The Jungle
Puppets add humanity to Upton Sinclair's story, retold here with a lean, mythic power
Reviewed by Robert Faires, Fri., Oct. 2, 2009
The Jungle
Salvage Vanguard Theater, through Oct. 4
Running time: 1 hr, 5 min
The wind blows cold in the Hog Butcher for the World. We hear its chilling moan underscore much of this Trouble Puppet Theater Company adaptation of Upton Sinclair's novel, but it signals more than the bitter gusts that cut through Chicago; it speaks to the harshness of the place in which its characters slave away: the city's meatpacking industry, where human workers are treated little better than the livestock they slaughter. They perform numbingly repetitive tasks at a reckless pace, pushed past the point of exhaustion by hard-driving foremen who care nothing for the dangers they face or crippling injuries they suffer. To these pitiless bosses who mock the workers to their faces and sack them for the slightest infractions, who force themselves on the women and whose only response to a death on the line is to bellow at another worker to get the body out of there, the workers are, as protagonist Jurgis Rudkus puts it, "little parts of a machine."
This sense of dehumanization is bred deep in the bones of this production. The first figures we see are the puppeteers, dressed identically in brown kerchiefs and aprons over dirty shirts and dark pants. Their faces, slack with fatigue, are streaked with dirt, and their aprons are stained with blood that provides the only color on the stage. They shuffle into place and manipulate the small human puppets in the performance of their assembly-line routines – push the cow in the pen, kill the cow with a hammer blow to the skull, hook the cow to a pulley, lift it, and swing it out of the pen – and their rote repetition working the puppets reinforces the mechanical nature of the actions of the puppet characters.
The puppeteers are also treated as lowly workers by the only human not operating a puppet, Zeb West's callous bully of a foreman. With his derby and cheroot, his swagger and sneer, West dominates the stage and all that's on it. Ultimately, his character has no more dimension than a melodrama villain, but he doesn't really need to here. In his streamlining of the source material and use of puppets to tell the tale, writer/director Connor Hopkins has taken the story in a mythic direction. It's less the specific exposé that shocked the world a century ago and more a universal saga of the powerless and powerful, of strangers in a strange land cruelly taken advantage of, and of one victim's painful education. Take away the turn-of-the-last-century photographs projected at the rear of the stage and the traditional Eastern European music in Justin Sherburn's striking score, and this might be a drama of contemporary immigrants caught in the grinding gears of a modern multinational. Tragically, the world hasn't changed that much.

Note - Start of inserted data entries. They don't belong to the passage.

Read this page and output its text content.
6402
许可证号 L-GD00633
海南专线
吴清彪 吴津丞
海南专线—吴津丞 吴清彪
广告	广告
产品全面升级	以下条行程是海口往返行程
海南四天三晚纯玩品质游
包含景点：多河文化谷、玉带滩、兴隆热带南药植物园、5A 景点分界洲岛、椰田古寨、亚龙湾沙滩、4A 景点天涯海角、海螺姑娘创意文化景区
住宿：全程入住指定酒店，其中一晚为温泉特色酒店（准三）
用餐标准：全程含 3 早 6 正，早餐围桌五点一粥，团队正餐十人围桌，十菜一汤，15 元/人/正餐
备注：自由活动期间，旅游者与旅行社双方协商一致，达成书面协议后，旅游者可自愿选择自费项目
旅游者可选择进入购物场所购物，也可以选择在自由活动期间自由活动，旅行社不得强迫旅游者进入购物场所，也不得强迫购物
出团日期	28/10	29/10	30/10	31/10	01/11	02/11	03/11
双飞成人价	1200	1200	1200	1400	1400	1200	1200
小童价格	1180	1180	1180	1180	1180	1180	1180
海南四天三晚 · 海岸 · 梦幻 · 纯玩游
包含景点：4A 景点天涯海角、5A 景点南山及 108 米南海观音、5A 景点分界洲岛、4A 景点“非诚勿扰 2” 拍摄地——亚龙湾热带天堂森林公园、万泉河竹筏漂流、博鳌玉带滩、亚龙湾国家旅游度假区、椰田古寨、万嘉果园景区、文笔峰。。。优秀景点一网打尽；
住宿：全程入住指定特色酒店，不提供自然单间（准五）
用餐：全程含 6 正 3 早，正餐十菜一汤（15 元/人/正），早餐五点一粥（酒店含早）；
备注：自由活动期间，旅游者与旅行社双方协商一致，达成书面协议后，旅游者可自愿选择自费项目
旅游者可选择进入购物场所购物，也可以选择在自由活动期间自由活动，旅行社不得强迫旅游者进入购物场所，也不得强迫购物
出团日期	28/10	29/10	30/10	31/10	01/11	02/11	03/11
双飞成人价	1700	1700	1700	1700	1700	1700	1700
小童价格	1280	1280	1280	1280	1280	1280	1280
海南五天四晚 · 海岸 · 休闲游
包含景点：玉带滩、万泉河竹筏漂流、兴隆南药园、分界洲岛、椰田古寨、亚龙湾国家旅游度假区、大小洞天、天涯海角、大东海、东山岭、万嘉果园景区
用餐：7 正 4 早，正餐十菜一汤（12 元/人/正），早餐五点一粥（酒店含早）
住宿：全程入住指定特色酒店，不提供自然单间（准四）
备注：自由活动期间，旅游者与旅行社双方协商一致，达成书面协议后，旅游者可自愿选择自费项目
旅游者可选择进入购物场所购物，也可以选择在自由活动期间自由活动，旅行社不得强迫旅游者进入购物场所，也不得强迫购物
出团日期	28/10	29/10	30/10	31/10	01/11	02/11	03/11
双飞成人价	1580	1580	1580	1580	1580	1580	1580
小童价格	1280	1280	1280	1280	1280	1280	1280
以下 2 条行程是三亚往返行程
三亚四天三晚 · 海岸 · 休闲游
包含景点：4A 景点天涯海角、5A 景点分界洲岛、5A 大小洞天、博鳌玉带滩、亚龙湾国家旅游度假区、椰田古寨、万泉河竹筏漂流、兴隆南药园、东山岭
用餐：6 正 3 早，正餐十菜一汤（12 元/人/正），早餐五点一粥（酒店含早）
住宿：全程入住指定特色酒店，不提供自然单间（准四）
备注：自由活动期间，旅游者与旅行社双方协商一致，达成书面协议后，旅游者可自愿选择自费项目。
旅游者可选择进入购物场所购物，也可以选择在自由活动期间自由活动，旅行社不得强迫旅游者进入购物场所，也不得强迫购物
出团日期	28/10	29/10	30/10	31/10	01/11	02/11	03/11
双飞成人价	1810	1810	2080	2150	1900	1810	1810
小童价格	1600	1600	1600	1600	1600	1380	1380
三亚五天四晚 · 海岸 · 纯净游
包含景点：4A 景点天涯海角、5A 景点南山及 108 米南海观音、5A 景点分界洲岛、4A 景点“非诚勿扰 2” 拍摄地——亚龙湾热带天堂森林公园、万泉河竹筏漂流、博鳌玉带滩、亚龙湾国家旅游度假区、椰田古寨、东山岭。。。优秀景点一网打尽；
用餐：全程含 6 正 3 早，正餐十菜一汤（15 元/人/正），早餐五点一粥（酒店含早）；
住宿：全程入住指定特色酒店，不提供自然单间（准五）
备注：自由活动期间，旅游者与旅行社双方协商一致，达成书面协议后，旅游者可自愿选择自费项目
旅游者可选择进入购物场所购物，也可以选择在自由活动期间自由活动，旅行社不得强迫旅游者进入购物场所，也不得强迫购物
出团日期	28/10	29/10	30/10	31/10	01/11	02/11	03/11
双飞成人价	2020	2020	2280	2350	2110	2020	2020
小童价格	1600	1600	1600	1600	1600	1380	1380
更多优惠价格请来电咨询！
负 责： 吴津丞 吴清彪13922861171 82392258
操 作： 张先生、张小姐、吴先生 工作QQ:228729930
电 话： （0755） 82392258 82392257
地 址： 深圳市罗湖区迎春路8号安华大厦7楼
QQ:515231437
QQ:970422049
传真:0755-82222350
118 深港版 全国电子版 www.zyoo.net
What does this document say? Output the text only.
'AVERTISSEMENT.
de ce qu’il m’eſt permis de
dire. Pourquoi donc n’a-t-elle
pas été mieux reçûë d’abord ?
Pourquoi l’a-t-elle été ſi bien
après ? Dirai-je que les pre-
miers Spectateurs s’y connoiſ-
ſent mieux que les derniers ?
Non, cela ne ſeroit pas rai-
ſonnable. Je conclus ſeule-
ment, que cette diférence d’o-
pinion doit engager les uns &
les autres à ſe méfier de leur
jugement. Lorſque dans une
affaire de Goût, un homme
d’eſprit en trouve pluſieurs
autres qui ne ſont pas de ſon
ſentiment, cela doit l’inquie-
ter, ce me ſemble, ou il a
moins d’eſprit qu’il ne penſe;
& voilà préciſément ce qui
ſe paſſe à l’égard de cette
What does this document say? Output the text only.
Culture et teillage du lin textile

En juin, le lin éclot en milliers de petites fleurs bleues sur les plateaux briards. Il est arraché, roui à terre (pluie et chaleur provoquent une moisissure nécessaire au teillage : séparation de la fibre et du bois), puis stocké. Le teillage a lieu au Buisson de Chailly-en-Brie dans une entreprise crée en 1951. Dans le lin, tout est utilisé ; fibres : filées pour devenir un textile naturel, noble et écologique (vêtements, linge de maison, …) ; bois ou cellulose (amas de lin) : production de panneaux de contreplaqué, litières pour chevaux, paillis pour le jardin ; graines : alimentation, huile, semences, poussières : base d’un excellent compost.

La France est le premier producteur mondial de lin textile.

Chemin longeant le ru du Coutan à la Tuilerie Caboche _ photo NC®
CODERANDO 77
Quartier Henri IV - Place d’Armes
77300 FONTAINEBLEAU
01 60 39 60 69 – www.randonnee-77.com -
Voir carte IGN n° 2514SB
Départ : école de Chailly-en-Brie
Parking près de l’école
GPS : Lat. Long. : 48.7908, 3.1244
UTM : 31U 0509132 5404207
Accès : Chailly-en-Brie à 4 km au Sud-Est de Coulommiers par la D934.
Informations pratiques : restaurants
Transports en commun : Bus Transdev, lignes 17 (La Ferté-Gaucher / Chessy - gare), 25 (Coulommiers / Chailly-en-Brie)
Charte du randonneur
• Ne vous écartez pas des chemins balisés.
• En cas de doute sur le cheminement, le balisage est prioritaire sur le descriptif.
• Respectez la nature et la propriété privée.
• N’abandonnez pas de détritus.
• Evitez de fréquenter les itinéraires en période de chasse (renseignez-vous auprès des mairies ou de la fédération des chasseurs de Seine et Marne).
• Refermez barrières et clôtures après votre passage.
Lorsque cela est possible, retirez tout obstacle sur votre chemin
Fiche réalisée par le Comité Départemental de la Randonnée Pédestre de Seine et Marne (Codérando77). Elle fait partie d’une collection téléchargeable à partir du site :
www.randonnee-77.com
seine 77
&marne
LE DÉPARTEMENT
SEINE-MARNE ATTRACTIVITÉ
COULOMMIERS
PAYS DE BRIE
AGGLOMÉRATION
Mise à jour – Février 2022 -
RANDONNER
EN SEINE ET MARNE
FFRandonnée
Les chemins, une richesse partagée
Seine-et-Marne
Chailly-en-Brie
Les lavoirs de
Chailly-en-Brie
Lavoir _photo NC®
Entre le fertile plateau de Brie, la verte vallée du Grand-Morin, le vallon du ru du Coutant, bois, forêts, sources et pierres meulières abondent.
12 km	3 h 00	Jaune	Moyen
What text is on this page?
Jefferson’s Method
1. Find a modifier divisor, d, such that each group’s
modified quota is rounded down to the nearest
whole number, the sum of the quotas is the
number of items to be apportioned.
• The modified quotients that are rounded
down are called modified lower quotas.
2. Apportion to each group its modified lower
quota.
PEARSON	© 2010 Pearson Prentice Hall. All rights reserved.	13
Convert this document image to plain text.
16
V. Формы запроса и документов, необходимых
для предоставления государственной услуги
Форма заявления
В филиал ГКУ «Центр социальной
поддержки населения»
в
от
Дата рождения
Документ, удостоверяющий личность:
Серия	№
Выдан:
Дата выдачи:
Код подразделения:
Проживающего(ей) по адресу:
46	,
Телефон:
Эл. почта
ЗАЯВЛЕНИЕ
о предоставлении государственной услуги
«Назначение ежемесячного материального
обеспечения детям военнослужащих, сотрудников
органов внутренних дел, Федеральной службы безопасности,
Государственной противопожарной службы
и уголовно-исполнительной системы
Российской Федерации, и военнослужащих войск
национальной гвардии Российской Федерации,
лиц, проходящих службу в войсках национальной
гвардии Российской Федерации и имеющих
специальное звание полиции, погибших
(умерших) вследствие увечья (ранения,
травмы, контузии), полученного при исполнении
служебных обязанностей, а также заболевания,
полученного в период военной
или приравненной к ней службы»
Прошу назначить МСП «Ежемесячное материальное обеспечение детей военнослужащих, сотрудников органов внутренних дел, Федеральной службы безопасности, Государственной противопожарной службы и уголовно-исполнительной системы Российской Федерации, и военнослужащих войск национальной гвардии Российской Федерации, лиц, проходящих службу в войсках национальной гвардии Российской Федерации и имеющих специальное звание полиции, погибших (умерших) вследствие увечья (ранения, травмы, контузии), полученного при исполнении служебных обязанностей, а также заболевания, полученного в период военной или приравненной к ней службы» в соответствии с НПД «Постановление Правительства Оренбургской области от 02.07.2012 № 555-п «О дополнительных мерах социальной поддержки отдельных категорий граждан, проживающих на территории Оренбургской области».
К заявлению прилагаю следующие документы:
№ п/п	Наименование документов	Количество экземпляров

That makes this retelling of The Jungle bleak, but it is not without humanity. And as happens with great puppeteering, it comes from figures who aren't even flesh and blood. The puppet Jurgis drops to one knee and silently extends one hand to his fiancée, Ona, who takes it. Jurgis' father, overcome with illness, falls to his knees and attempts to crawl out of the stockyards, finally collapsing into stillness. In these moments and others, we stop seeing the hands that masterfully work these figures or the immobility of their features. We see only the tender fires of their human hearts, struggling to stay lighted against a cold, cold wind.